An diesem scheinbar endlosen Tag begannen sich Gefühle von Ohnmacht breitzumachen, inmitten der unübersichtlichen Polizeioperation. Die verzweifelten Campesinos und Campesinas, furchtbar durstig in der grausamen Mittagshitze, umgeben von dem machtlosen Anwalt, den Presseleuten und den NGOs, mussten mitansehen, wie ihre Felder und Häuser  den Männern des reichen Klägers zum Opfer fielen – in einer Zerstörungswut, die nur als gezielte Erniedrigung und Entwürdigung der bäuerlichen Bevölkerung bezeichnet werden kann. Das Ganze fand statt unter dem Schutz und Zusehen der Polizei. Der verantwortliche Polizeikommandant war offensichtlich in der Absicht gekommen eine rücksichtslose Räumung im Militär-Stil durchzuführen, in schändlicher Missachtung jeglicher Rechte der Dorfbevölkerung. (Er hat bereits mehrere Strafanzeigen zu gewärtigen – er verhaftete kurzfristig den Anwalt, und konfiszierte mehrere Ausweise ohne guten Grund.) 

Falls nicht durch und durch korrupt (wofür ich keine eindeutigen Belege habe), so fehlte dieser Operation unzweifelhaft ein ordnungsgemässes Vorgehen. Der Anwalt, mit dem ich später ein Interview per Telefon durchführte, hielt fest, dass das Standard Vorgehen bei Räumungen und Enteignungen vollkommen ignoriert worden sei, und die Räumung daher ungesetzlich durchgeführt wurde. “Der Staat hat seine eigenen Normen verletzt; es ist, als ob wir in einer Diktatur lebten.”

Erstens wurde die Bevölkerung nicht offiziell informiert über die bevorstehende Räumung. Die schwer bewaffnete Polizei schien bereit für eine heftige bewaffnete Auseinandersetzung und führte die Räumung durch ohne zuerst Kontakt zu den Bauern aufzunehmen. Überdies, in Verletzung von Artikel 308 des Gesetztes 1564 aus dem Jahr 2012, war der Richter, der die Räumung veranlasst hatte nicht vor Ort, und erschien während des ganzen Tages der Räumung nicht persönlich.
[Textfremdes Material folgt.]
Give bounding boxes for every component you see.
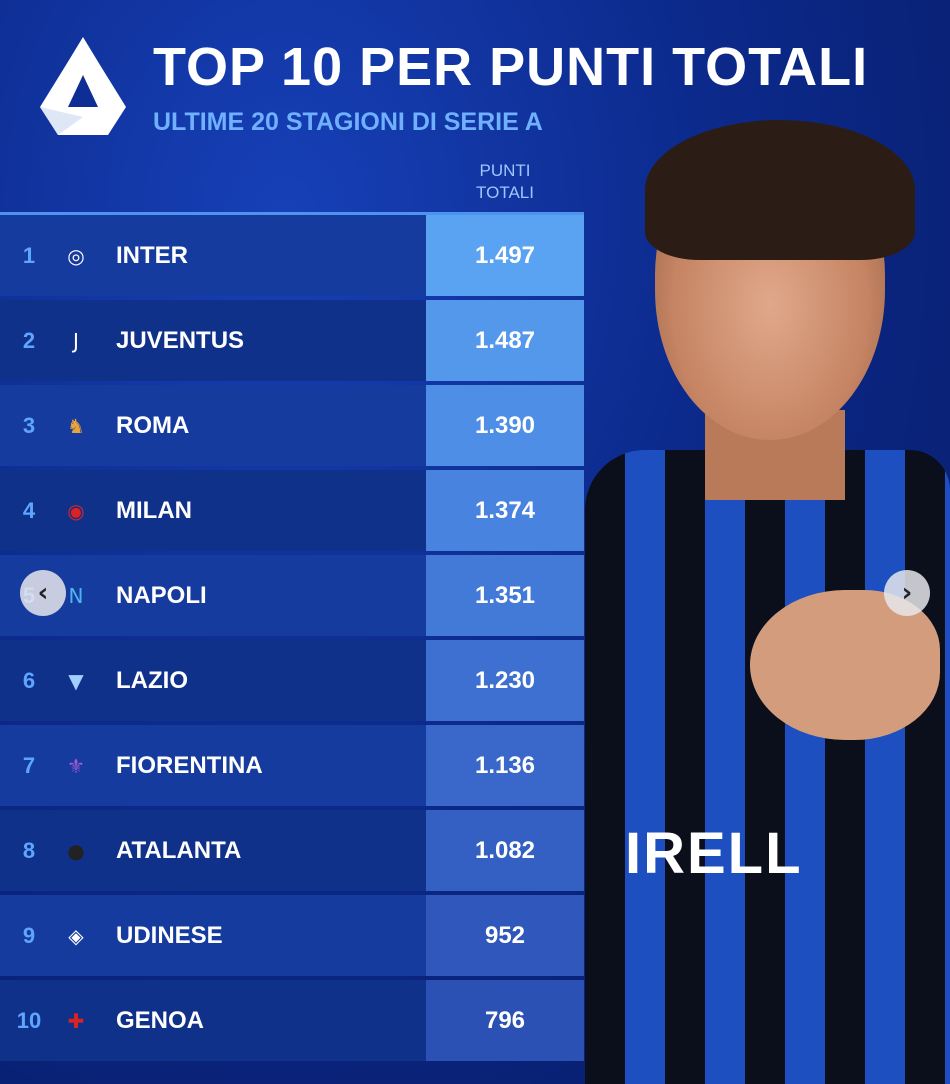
lazio-crest-icon: ▼: [68, 668, 84, 693]
points-value: 1.374: [426, 470, 584, 551]
napoli-crest-icon: N: [68, 583, 84, 608]
inter-crest-icon: ◎: [67, 243, 85, 268]
rank: 8: [22, 837, 36, 863]
chevron-left-icon: ‹: [37, 578, 49, 608]
team-name: ATALANTA: [116, 836, 242, 864]
rank: 7: [22, 752, 36, 778]
team-name: GENOA: [116, 1006, 205, 1034]
team-name: LAZIO: [116, 666, 188, 694]
udinese-crest-icon: ◈: [68, 923, 84, 948]
rank: 4: [22, 497, 36, 523]
table-row: 8 ● ATALANTA 1.082: [0, 810, 584, 891]
team-name: FIORENTINA: [116, 751, 263, 779]
team-name: ROMA: [116, 411, 190, 439]
chevron-right-icon: ›: [901, 578, 913, 608]
fiorentina-crest-icon: ⚜: [67, 753, 85, 778]
table-row: 1 ◎ INTER 1.497: [0, 215, 584, 296]
points-value: 952: [426, 895, 584, 976]
rank: 3: [22, 412, 36, 438]
rank: 2: [22, 327, 36, 353]
table-row: 3 ♞ ROMA 1.390: [0, 385, 584, 466]
table-row: 10 ✚ GENOA 796: [0, 980, 584, 1061]
points-value: 1.390: [426, 385, 584, 466]
table-row: 4 ◉ MILAN 1.374: [0, 470, 584, 551]
team-name: MILAN: [116, 496, 192, 524]
table-row: 7 ⚜ FIORENTINA 1.136: [0, 725, 584, 806]
points-value: 796: [426, 980, 584, 1061]
points-value: 1.082: [426, 810, 584, 891]
table-row: 2 J JUVENTUS 1.487: [0, 300, 584, 381]
table-row: 6 ▼ LAZIO 1.230: [0, 640, 584, 721]
roma-crest-icon: ♞: [67, 413, 85, 438]
serie-a-logo: [40, 37, 126, 135]
points-value: 1.136: [426, 725, 584, 806]
team-name: NAPOLI: [116, 581, 207, 609]
page-subtitle: ULTIME 20 STAGIONI DI SERIE A: [153, 108, 543, 136]
rank: 1: [22, 242, 36, 268]
table-row: 9 ◈ UDINESE 952: [0, 895, 584, 976]
rank: 6: [22, 667, 36, 693]
team-name: JUVENTUS: [116, 326, 245, 354]
points-value: 1.230: [426, 640, 584, 721]
rank: 10: [16, 1007, 42, 1033]
juventus-crest-icon: J: [73, 328, 79, 353]
atalanta-crest-icon: ●: [67, 838, 85, 863]
jersey-sponsor: IRELL: [625, 821, 803, 886]
player-hair: [645, 120, 915, 260]
table-row: 5 N NAPOLI 1.351: [0, 555, 584, 636]
rank: 9: [22, 922, 36, 948]
points-value: 1.487: [426, 300, 584, 381]
column-header-line-2: TOTALI: [476, 183, 534, 202]
team-name: INTER: [116, 241, 188, 269]
table-top-divider: [0, 212, 584, 215]
carousel-next-button[interactable]: ›: [884, 570, 930, 616]
milan-crest-icon: ◉: [67, 498, 85, 523]
column-header-line-1: PUNTI: [479, 161, 531, 180]
striped-jersey: [585, 450, 950, 1084]
carousel-prev-button[interactable]: ‹: [20, 570, 66, 616]
points-value: 1.497: [426, 215, 584, 296]
column-header-points: PUNTI TOTALI: [426, 160, 584, 204]
genoa-crest-icon: ✚: [67, 1008, 85, 1033]
points-value: 1.351: [426, 555, 584, 636]
player-photo: IRELL: [585, 120, 950, 1084]
page-title: TOP 10 PER PUNTI TOTALI: [153, 37, 869, 97]
team-name: UDINESE: [116, 921, 223, 949]
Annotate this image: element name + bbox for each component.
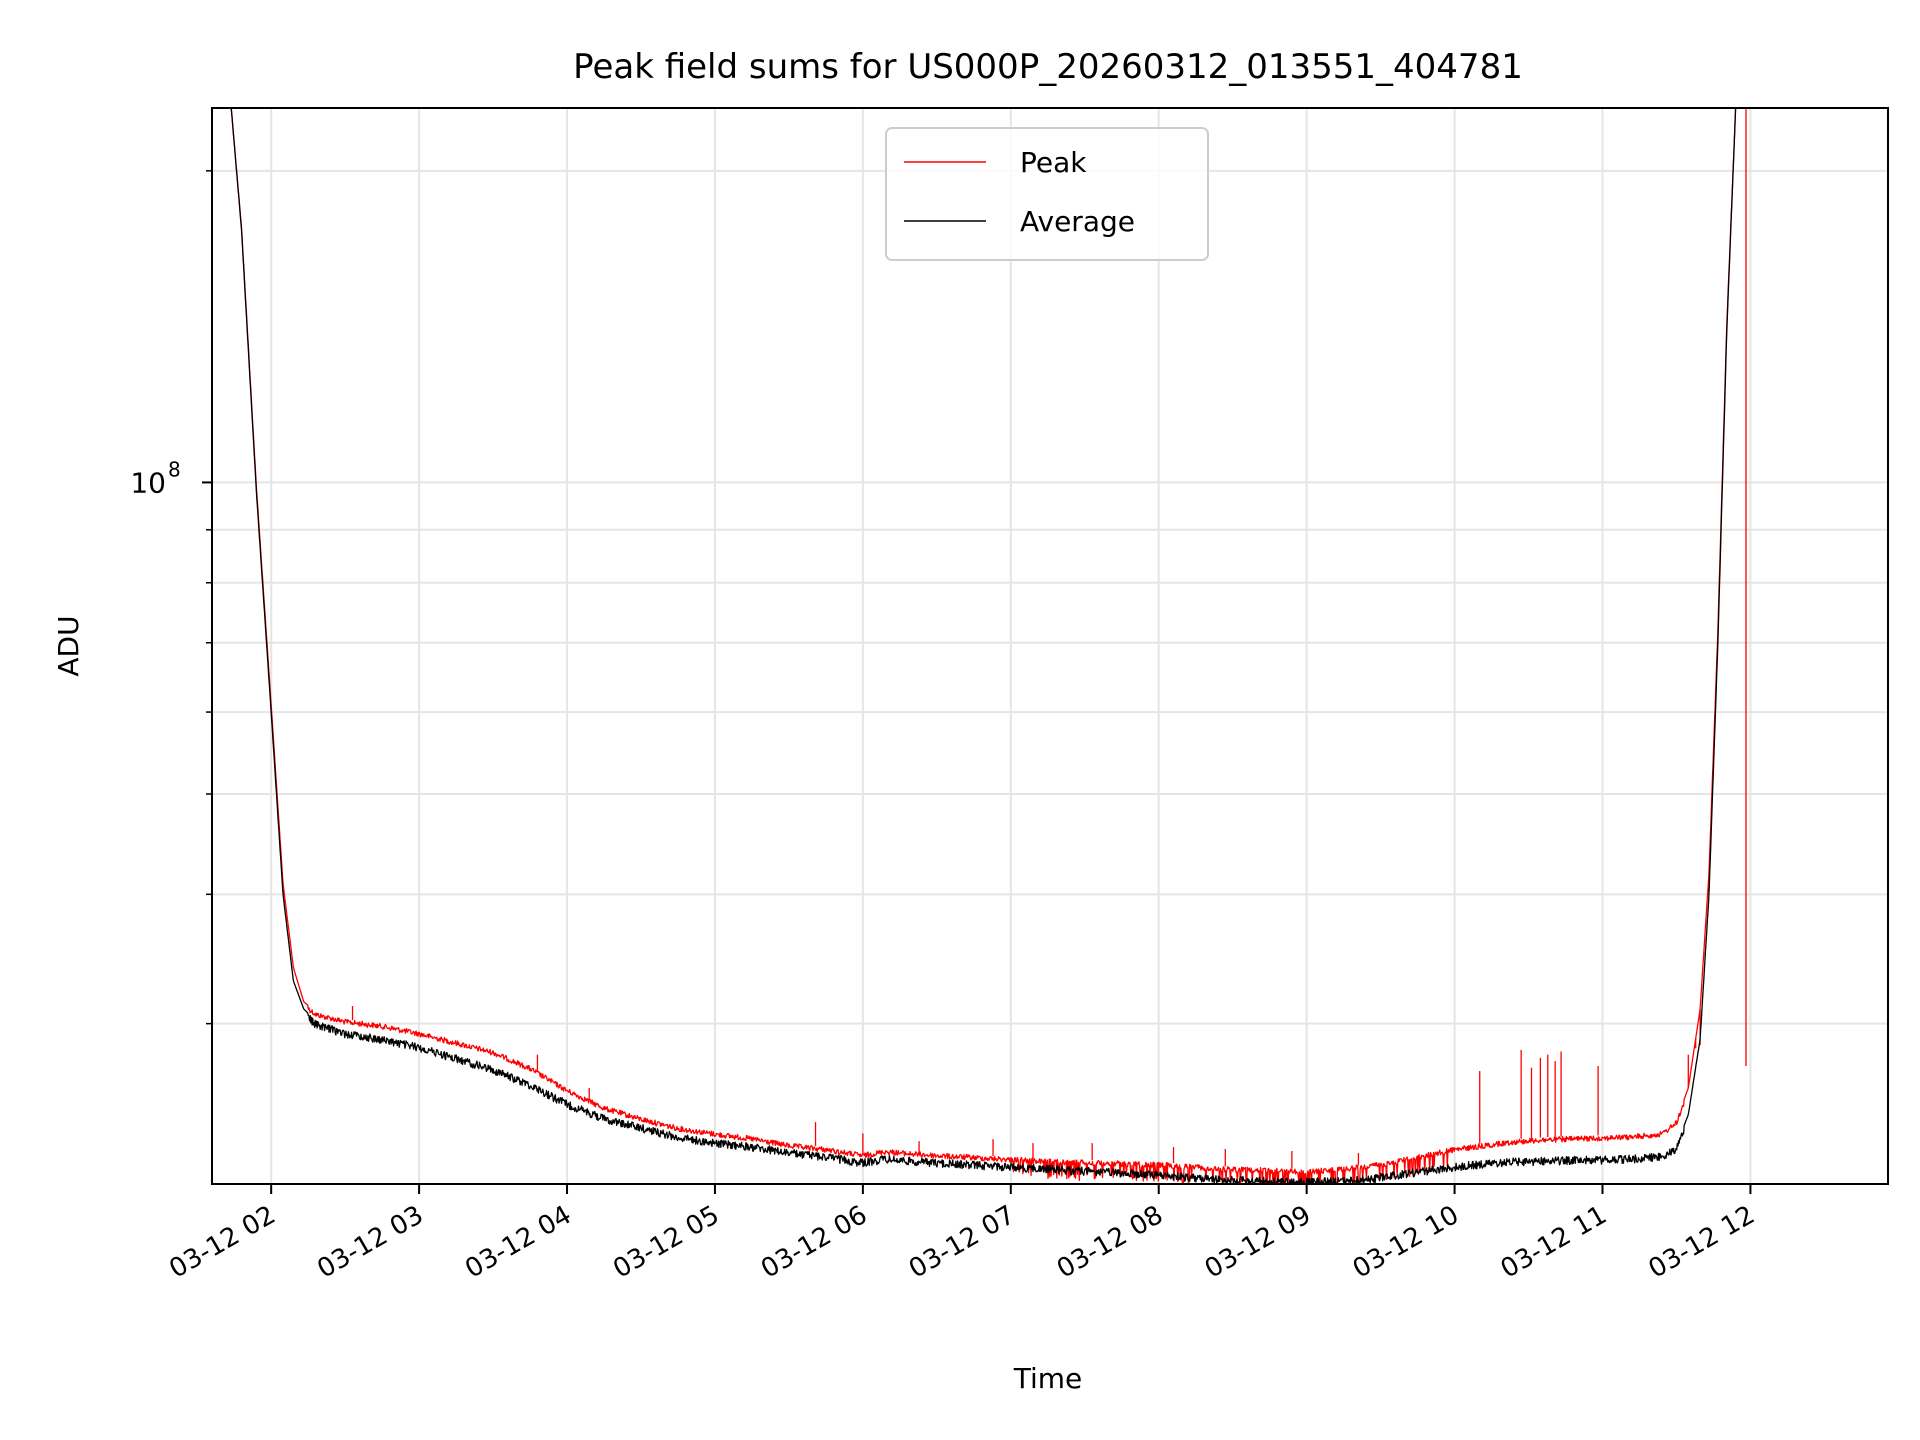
legend: Peak Average [885,127,1209,261]
series-line-average [230,108,1737,1184]
plot-frame [211,107,1889,1185]
y-tick-label-exponent: 8 [168,457,181,481]
legend-average-label: Average [1020,205,1135,238]
legend-box [885,127,1209,261]
y-tick-label-base: 10 [130,466,166,499]
series-layer [230,108,1747,1184]
y-axis-label: ADU [52,615,85,676]
legend-peak-label: Peak [1020,146,1087,179]
series-line-peak [230,108,1737,1184]
y-axis: 10 8 [130,170,212,1025]
x-axis-label: Time [1013,1362,1083,1395]
chart-title: Peak field sums for US000P_20260312_0135… [573,47,1523,87]
grid [212,108,1888,1184]
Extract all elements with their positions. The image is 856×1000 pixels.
Der lokale Polizei Inspektor sowie der Ombudsmann, beide zuständig für den Befehl zum Ausrücken und für den ganzen Polizeieinsatz, erschienen erst drei Stunden nach Beginn der Räumung. Widerwillig und verlegen blätterten sie durch ganze Stösse von Unterlagen. Die beiden versuchten erfolglos den Anwalt davon zu überzeugen, dass diese Räumung, trotz Fehlern bei den Namen der Betroffenen, legal sei. Hier ein Video dazu.

Durch eine einzige fragwürdige Entscheidung eines lokalen Richters, der seine Kompetenz überschritt (wie erwähnt, kann nur die Agencia Nacional de Tierras Brachland zuteilen) wurden wichtige Punkte des Landreform-programms, ein Hauptelement des Friedensabkommens mit der FARC, schlicht und einfach ignoriert. Die Konsequenzen tragen die Subsistenzbauern und –bäuerinnen von El Guayabo und Bella Unión, die sich nun durch den Verlust ihrer Lebensgrundlage einer humanitären Krise ausgesetzt sehen. (Eine Zusammenfassung des Friedensabkommens findet sich hier.)

Ausserdem sind bäuerliche Gemeinschaften, die vom Staat als Opfer des bewaffneten Konflikts anerkannt wurden, durch gewisse Rechte geschützt, wie das kolumbianische Verfassungsgericht in seinem Urteil T-239/13 festhielt. Vor einer Veranlassung der Räumung hätte der Bürgermeister sicherstellen müssen, dass diese Rechte gewährleistet sind. So muss den Bauern zum Beispiel ein anderes Stück Land zur Verfügung gestellt werden. Erneut aber werden die Bauern zu Opfern der willkürlichen Staatsgewalt.

Die staatlich angeordnete Zwangsräumung und Vertreibung einer Bauerngemeinschaft von Opfern des Konflikts vom vergangenen Mittwoch zeigt deutlich die Zusammenhänge zwischen schwachen Institutionen, Landraub und den Interessen der Elite auf: Die schwachen Institutionen in Kolumbien – dazu gehört das bewusst sehr unklare System von Besitzrechten – haben bis heute der kolumbianischen Elite gedient und ermöglichen es Leuten wie dem Auftraggeber weiterhin sich auf Kosten der verletzlichsten Sektoren der Gesellschaft zu bereichern.